Bach’s solo instrumental work is explored in what we are told is “…the intimate and versatile setting of the Late Night Proms…” for that, read relegated to intimate and impossible unless you live near enough to the hall to use the underground or to have a half-way decent train service. Wonderful sounding late concerts which I will not be attending include Yo Yo Ma heroically playing all the ‘cello suites in a single (late) evening, Alina Ibragimova performing the complete Sonatas and Partitas over two nights, and András Schiff with the Goldberg variations.

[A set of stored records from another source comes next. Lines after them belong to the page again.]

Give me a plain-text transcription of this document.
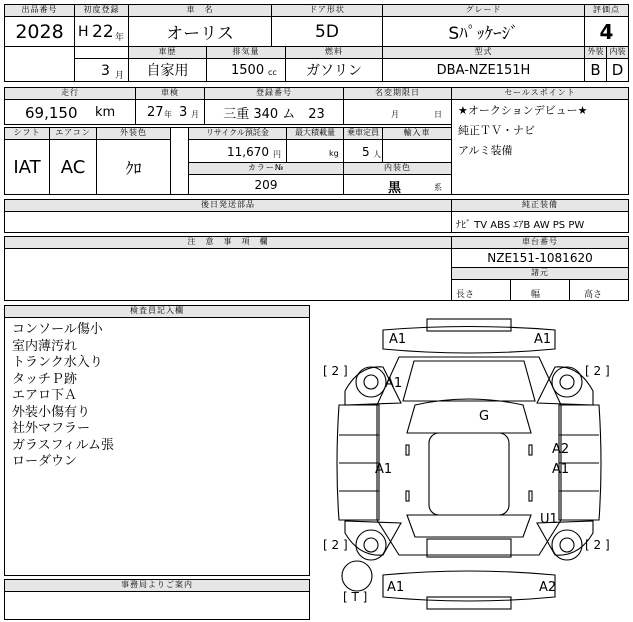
出品番号
2028
初度登録
H 22 年
3 月
車　名
オーリス
ドア形状
5D
グレード
Sﾊﾟｯｹｰｼﾞ
評価点
4
車歴
自家用
排気量
1500 cc
燃料
ガソリン
型式
DBA-NZE151H
外装
B
内装
D
走行
69,150 km
車検
27 年 3 月
登録番号
三重 340 ム　23
名変期限日
月	日
シフト
IAT
エアコン
AC
外装色
ｸﾛ
リサイクル預託金
11,670 円
最大積載量
kg
乗車定員
5 人
輸入車
カラー№
209
内装色
黒	系
セールスポイント
★オークションデビュー★
純正ＴＶ・ナビ
アルミ装備
後日発送部品
注　意　事　項　欄
純正装備
ﾅﾋﾞ TV ABS ｴｱB AW PS PW
車台番号
NZE151-1081620
諸元
長さ	幅	高さ
検査員記入欄
コンソール傷小
室内薄汚れ
トランク水入り
タッチＰ跡
エアロ下Ａ
外装小傷有り
社外マフラー
ガラスフィルム張
ローダウン
事務局よりご案内
A1	A1
A1
G
A2
A1	A1
U1
A1	A2
[ 2 ]	[ 2 ]
[ 2 ]	[ 2 ]
[ T ]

In a more contemporary vein, Pierre Boulez’ 90th birthday is celebrated with a series of concerts, there are premieres from James Macmillan and Colin Matthews, and the BBC Philharmonic performs a newly discovered piece by Messiaen. In an even more modern style, BBC Radio 6 will present what is described as “a reimagining of classical music’ by Nils Frahm and A Winged Victory for the Sullen; apparently it is to be something entirely new in terms of performance, which indeed sounds intriguing.

Other highlights are sure to be the first ever Proms partnership with Grange Park Opera, when the Hampshire festival brings its new Fiddler on the Roof with Bryn Terfel, and Sir Simon Rattle conducting Elgar’s The Dream of Gerontius. Of course, there’s the Last Night, in which Marin Alsop will conduct the BBC SO, and Jonas Kaufmann and Danielle de Niese will between them give us some Puccini nuggets, a bit of Lehár, a Sound of Music medley and the usual standards. Will Danielle sing Rule, Britannia in full regalia, or will Jonas be resplendent, Thomas Hampson style, in a diplomatically designed flag / waistcoat? One of us will be there to report.